D comme: Abdallahi T 2 : Traversée d’un désert - Christophe Dabitch

Tombouctou !
Note :

   Dessins : Jean-Denis PENDANX
   
   Au début de ce tome, on retrouve Abdallahi, allias René Caillé essayant de traverser le fleuve Niger. Tombouctou approche... J’ai trouvé que cette partie était très intéressante d’un point de vue historique. L’esclavage ayant été interdit en Europe, les Noirs ont continués à être esclaves, vendus par les Maures. Je ne savais pas du tout. Les scènes de détresse et de courage sont poignantes. Abdallahi et Arafanba arrivent après maintes péripéties à Tombouctou. René est particulièrement déçu car cette ville est complètement "endormie" et ne présente pas les splendeurs tant fantasmées par les Européens. Désirant rentrer en France, René doit traverser le Sahara pour rejoindre Tanger et le gouverneur de France.
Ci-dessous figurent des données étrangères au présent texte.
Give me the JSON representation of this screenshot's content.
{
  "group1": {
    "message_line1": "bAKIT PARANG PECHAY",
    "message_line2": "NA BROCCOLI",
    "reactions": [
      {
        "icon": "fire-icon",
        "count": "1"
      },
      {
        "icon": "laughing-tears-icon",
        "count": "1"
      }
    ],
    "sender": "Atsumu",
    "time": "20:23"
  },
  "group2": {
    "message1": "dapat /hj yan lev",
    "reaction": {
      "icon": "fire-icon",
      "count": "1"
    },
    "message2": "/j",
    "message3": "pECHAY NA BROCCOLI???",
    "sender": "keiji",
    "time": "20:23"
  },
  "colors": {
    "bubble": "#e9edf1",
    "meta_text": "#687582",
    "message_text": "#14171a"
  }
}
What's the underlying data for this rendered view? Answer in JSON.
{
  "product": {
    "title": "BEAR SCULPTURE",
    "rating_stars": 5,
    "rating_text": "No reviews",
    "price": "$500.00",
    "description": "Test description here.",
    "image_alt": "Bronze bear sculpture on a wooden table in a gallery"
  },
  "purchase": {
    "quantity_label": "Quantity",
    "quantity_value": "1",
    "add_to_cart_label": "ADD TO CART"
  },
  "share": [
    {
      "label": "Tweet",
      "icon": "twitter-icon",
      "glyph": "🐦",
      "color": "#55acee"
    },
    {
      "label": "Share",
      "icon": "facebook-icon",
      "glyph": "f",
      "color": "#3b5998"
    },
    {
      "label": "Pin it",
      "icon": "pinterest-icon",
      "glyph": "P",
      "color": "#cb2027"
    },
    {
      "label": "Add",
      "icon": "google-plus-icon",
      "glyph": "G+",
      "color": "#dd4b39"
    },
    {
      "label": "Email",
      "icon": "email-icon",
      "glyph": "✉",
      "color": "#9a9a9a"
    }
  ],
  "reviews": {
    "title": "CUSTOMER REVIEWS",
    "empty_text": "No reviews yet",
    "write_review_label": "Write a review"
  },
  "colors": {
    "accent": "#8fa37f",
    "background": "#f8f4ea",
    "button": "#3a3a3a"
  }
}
Ce sera la partie la plus éprouvant de son voyage, car là il sera vraiment seul.
   
   Dans une postface, les auteurs expliquent avoir adaptés quelque peu le récit de René Caillé et en particulier, avoir donné une part plus importante à Arafanba qui n’est que mentionné dans le livre de l’explorateur.
   
   Comme je l’ai dit au début de ce billet, ce sont les dessins qui m’ont particulièrement attirée vers cette BD. Chaque vignette est une sorte de petit tableau où tout est intense. J’ai particulièrement apprécié la manière qu’a eu le dessinateur de nous faire admirer les splendeurs de l’Afrique, les populations simples et très gentilles. Pour cela, il a utilisé des couleurs vives, des visages et des corps qui ressortent du paysage.
   
   J’ai moins apprécié les parties sombres, plus obscures marquant des zones de doute et de danger dans l’histoire, tout simplement parce que mon ressenti était moins intense après avoir été plongé dans un monde splendide. C’est mon goût personnel. Le seul regret que je pourrais avoir est de ne pas toujours avoir reconnu Abdallahi. Je ne sais pas si c’était voulu par les deux auteurs pour montrer la profondeur du mensonge et des transformations que René s’est infligées pour réaliser son rêve.
   
   En conclusion, c’est une histoire intéressante (et avant inconnue de moi), servie par des dessins sublimes, lumineux, extrêmement travaillés.